What changed in the last year?

Over the last four quarters, Texas State Bank's Bank Health Score improved by 1.0 points to 100/100. Tier 1 capital strengthened by 2.07 percentage points to 19.41%. Quarter-over-quarter, the score rose by 1.0 points.

Frequently Asked Questions

Texas State Bank (FDIC cert #18698) reports a Tier 1 capital ratio of 19.41%, which meets the federal 8% "well-capitalized" threshold and clears the stricter 10% community-bank floor. That puts it in the regulatory "well capitalized" range. Tier 1 capital is a bank's core equity cushion against loan losses — Texas State Bank carries 11.41 percentage points of cushion above the floor.

The Tier 1 capital ratio measures a bank's core equity capital as a percentage of its risk-weighted assets. It is the single most important regulatory gauge of whether a bank can absorb losses without failing. Federal regulators consider 8% or higher "well-capitalized," and many community banks target 10%+. Texas State Bank's ratio of 19.41% places it in the "well capitalized" regulatory category.
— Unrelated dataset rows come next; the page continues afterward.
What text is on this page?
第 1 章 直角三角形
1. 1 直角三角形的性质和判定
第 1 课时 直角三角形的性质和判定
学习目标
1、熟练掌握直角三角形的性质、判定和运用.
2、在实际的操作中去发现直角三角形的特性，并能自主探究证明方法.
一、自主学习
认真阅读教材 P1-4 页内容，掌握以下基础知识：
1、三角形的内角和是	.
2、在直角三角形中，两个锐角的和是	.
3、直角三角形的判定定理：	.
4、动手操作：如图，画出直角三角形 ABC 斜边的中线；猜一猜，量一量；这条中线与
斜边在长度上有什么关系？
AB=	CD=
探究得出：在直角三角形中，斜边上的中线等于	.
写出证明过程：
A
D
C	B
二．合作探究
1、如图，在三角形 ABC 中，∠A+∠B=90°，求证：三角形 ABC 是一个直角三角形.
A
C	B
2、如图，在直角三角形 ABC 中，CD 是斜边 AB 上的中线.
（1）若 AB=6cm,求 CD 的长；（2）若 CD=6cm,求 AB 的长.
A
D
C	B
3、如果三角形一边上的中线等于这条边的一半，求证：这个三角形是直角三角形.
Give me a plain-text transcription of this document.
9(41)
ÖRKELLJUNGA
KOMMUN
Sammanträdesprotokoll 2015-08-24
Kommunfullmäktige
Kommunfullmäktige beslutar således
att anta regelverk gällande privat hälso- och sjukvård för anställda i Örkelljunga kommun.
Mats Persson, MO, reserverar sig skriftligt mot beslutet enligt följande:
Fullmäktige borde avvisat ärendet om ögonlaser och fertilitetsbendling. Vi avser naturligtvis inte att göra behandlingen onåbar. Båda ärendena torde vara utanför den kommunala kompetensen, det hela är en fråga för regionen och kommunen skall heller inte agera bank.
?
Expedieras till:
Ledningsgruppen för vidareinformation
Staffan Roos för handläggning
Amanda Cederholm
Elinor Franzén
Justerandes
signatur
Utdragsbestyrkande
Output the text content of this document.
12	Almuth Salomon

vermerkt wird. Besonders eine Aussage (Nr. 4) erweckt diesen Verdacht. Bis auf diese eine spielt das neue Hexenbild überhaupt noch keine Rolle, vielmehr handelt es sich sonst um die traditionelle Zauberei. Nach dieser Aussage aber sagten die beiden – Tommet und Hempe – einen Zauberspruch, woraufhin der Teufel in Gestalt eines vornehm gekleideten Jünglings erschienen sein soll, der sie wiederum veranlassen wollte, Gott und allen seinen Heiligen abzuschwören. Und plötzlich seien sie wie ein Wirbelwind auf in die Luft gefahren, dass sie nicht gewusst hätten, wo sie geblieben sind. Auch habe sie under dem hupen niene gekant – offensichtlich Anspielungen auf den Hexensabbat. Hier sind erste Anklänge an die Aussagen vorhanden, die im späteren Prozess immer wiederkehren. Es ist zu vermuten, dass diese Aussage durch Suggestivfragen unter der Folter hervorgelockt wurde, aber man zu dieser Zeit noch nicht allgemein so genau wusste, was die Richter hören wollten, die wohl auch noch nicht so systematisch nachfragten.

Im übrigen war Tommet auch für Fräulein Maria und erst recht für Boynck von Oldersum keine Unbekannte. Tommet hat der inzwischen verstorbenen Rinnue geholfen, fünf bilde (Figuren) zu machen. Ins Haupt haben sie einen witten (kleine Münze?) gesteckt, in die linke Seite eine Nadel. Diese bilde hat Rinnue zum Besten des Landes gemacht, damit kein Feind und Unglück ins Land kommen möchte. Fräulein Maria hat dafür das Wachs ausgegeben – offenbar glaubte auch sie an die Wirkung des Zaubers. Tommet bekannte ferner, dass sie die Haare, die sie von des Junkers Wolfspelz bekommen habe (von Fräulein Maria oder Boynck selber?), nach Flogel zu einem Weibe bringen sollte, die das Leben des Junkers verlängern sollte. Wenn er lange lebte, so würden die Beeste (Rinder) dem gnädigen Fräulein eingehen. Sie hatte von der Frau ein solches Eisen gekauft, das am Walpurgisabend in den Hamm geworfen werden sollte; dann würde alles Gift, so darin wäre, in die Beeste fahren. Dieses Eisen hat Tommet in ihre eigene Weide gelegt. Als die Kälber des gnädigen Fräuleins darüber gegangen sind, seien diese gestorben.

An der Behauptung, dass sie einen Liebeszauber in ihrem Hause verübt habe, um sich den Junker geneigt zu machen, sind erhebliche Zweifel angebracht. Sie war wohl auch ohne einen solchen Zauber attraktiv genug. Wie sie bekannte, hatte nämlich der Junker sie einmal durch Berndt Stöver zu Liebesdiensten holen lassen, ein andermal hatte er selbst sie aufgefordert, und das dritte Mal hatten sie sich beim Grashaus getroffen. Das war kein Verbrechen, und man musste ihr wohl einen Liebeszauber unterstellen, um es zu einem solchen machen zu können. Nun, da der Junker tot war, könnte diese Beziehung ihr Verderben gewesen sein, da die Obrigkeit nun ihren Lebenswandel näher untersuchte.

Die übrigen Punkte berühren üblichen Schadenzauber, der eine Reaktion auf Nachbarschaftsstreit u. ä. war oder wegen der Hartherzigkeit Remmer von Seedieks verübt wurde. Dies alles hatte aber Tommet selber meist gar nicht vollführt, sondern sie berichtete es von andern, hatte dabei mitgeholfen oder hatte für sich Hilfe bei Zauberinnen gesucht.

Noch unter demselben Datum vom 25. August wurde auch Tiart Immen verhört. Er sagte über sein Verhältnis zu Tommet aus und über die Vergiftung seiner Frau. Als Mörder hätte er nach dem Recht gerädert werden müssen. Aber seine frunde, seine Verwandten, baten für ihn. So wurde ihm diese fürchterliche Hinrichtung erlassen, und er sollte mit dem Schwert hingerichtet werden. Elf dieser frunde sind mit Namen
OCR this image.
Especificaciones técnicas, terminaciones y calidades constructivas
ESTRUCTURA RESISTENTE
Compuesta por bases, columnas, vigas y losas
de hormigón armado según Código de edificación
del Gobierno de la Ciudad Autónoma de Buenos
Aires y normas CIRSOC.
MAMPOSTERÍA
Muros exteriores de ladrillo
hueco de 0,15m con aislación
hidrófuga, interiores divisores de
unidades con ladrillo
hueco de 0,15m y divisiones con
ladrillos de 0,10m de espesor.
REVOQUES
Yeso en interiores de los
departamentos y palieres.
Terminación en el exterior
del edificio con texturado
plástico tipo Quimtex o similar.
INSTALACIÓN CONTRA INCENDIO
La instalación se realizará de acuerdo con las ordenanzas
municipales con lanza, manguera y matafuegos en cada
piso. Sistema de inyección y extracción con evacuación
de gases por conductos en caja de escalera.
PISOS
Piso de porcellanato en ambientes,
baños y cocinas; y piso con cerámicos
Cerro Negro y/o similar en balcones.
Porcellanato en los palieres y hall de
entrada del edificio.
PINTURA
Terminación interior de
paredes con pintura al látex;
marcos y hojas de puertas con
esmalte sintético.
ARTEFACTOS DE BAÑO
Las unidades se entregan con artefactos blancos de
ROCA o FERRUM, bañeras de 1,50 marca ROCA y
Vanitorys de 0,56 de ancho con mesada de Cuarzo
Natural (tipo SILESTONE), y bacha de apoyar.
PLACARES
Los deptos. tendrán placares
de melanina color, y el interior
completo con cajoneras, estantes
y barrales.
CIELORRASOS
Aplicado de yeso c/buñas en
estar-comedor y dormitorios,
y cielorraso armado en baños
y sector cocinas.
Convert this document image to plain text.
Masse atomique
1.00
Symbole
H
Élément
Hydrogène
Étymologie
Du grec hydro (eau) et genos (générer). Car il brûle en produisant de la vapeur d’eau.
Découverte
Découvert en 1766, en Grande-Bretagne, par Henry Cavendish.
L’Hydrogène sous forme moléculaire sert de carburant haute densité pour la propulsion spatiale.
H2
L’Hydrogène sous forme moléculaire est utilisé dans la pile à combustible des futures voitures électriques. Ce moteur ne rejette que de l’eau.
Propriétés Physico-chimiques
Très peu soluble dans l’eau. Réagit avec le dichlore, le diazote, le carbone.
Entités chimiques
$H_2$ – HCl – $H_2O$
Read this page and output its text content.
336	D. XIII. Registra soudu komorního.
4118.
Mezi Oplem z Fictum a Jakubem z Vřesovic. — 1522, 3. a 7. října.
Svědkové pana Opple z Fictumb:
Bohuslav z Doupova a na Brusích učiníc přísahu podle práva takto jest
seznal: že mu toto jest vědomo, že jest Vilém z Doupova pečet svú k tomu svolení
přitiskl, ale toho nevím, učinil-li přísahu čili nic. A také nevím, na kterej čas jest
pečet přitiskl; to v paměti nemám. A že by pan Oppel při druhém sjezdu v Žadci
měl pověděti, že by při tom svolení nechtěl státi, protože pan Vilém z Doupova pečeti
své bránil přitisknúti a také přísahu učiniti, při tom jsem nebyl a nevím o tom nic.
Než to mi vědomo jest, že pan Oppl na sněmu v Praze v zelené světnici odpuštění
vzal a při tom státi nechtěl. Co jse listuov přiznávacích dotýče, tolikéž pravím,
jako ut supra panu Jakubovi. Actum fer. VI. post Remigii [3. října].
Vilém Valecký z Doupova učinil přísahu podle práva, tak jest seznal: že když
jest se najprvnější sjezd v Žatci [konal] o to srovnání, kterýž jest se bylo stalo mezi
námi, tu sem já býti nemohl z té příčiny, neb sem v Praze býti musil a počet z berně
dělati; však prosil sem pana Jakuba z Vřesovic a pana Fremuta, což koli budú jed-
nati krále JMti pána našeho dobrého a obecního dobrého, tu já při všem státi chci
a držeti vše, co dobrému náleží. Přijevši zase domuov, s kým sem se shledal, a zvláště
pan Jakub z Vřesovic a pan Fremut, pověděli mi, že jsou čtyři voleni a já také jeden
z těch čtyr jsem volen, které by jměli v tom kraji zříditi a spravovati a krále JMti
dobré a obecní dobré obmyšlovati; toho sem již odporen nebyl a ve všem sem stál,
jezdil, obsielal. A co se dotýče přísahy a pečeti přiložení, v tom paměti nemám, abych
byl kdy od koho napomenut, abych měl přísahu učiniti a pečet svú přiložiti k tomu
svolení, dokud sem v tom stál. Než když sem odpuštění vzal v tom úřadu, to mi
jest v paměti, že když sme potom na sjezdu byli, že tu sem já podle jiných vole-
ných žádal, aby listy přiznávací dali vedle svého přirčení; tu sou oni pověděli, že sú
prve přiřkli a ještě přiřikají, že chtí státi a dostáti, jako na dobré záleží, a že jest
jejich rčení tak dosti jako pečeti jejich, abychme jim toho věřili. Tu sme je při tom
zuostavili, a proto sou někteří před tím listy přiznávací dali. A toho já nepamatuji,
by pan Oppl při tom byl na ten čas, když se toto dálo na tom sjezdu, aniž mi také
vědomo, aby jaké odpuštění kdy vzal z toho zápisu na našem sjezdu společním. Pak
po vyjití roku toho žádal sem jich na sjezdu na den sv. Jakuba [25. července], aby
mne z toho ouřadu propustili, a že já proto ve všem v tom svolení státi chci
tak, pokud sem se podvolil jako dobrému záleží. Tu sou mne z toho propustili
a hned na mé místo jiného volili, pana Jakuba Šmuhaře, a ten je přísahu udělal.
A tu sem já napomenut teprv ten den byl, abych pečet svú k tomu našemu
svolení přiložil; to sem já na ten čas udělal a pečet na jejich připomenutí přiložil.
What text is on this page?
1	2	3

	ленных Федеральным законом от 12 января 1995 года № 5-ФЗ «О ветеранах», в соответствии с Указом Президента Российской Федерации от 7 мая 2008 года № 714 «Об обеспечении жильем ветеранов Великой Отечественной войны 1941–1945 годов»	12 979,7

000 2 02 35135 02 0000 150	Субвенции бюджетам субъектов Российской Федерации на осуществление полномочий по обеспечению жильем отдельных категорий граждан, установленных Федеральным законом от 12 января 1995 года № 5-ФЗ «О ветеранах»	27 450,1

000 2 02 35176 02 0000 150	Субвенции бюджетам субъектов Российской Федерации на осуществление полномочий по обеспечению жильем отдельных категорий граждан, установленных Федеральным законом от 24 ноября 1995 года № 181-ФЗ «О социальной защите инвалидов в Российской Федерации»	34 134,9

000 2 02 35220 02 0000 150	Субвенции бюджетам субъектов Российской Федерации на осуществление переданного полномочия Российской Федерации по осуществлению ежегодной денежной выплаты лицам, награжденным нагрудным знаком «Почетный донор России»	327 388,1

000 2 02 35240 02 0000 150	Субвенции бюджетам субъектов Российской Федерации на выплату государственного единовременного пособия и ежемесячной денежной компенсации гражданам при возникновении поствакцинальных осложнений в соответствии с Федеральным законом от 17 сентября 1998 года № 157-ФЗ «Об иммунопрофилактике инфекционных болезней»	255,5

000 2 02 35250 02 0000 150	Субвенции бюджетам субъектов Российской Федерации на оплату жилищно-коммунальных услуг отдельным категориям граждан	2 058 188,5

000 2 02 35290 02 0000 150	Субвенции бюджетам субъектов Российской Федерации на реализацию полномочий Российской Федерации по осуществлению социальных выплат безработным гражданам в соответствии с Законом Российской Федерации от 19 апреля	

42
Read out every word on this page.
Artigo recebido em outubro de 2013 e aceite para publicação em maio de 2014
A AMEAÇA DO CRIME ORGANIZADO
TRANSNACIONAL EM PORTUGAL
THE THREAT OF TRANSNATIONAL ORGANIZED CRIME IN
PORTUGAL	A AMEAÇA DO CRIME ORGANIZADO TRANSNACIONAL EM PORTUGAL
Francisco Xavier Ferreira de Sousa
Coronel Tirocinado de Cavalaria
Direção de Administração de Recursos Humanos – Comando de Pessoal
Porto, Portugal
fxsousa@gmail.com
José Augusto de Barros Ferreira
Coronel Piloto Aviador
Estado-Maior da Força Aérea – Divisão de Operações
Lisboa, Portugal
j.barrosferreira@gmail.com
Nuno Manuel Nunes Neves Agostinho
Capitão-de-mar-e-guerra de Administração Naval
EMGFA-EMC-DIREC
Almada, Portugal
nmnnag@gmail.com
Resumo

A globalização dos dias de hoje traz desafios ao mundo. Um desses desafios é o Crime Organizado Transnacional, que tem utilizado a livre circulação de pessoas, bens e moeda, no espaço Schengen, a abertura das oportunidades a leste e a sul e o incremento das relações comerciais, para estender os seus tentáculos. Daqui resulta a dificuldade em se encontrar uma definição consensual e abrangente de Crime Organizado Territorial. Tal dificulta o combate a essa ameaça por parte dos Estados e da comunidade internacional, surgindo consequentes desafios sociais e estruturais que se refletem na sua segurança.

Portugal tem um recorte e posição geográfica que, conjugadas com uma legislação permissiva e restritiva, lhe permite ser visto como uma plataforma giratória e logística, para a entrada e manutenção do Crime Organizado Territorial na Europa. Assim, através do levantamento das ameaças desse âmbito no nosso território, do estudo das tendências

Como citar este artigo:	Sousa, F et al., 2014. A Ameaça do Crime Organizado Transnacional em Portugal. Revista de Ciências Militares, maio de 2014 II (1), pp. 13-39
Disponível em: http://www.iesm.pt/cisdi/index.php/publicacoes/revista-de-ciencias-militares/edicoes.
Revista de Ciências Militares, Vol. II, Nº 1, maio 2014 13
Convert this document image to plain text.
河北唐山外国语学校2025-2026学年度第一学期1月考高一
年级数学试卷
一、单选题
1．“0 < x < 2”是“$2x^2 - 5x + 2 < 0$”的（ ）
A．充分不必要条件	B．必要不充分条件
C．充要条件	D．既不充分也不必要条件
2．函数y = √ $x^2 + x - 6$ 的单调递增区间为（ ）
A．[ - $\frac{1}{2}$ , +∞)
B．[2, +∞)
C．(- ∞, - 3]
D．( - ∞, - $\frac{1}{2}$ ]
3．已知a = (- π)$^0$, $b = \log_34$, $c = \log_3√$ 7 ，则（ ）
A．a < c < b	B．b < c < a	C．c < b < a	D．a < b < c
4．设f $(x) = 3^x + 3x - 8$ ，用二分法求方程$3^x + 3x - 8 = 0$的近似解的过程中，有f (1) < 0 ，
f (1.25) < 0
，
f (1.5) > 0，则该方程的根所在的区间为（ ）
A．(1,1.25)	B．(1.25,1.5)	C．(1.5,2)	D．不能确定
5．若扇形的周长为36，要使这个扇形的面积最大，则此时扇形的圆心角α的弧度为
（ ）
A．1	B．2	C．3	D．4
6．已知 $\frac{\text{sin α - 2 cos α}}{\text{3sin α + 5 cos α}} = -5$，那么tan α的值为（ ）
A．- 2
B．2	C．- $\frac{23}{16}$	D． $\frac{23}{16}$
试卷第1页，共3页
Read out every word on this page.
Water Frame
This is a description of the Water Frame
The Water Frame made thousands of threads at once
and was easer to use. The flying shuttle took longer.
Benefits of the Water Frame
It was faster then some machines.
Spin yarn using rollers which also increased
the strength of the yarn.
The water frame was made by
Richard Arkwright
"Well capitalized" is a federal regulatory status (Tier 1 capital ratio of 8% or more) signaling that a bank holds enough equity to absorb unexpected loan losses. Texas State Bank meets this bar at 19.41%, the strongest of the federal capital categories. For depositors, insured balances (up to $250,000 per ownership category) are protected by the FDIC regardless of a bank's capital status — strong capital primarily reduces the odds of failure in the first place.

Texas State Bank's Bank Health Score of 100/100 is 26.0 points above the Texas state average of 74/100. 321 FDIC-insured banks are headquartered in Texas.

Yes. Texas State Bank (FDIC certificate #18698) is FDIC-insured, meaning each depositor is covered up to $250,000 per ownership category if the bank fails. FDIC insurance protects checking, savings, money market, and CD deposits — it does not cover stocks, bonds, mutual funds, or annuities.

Texas State Bank (FDIC cert #18698) reports a Tier 1 capital ratio of 19.41%, which meets the federal 8% "well-capitalized" threshold and clears the stricter 10% community-bank floor. That puts it in the regulatory "well capitalized" range. Tier 1 capital is a bank's core equity cushion against loan losses — Texas State Bank carries 11.41 percentage points of cushion above the floor.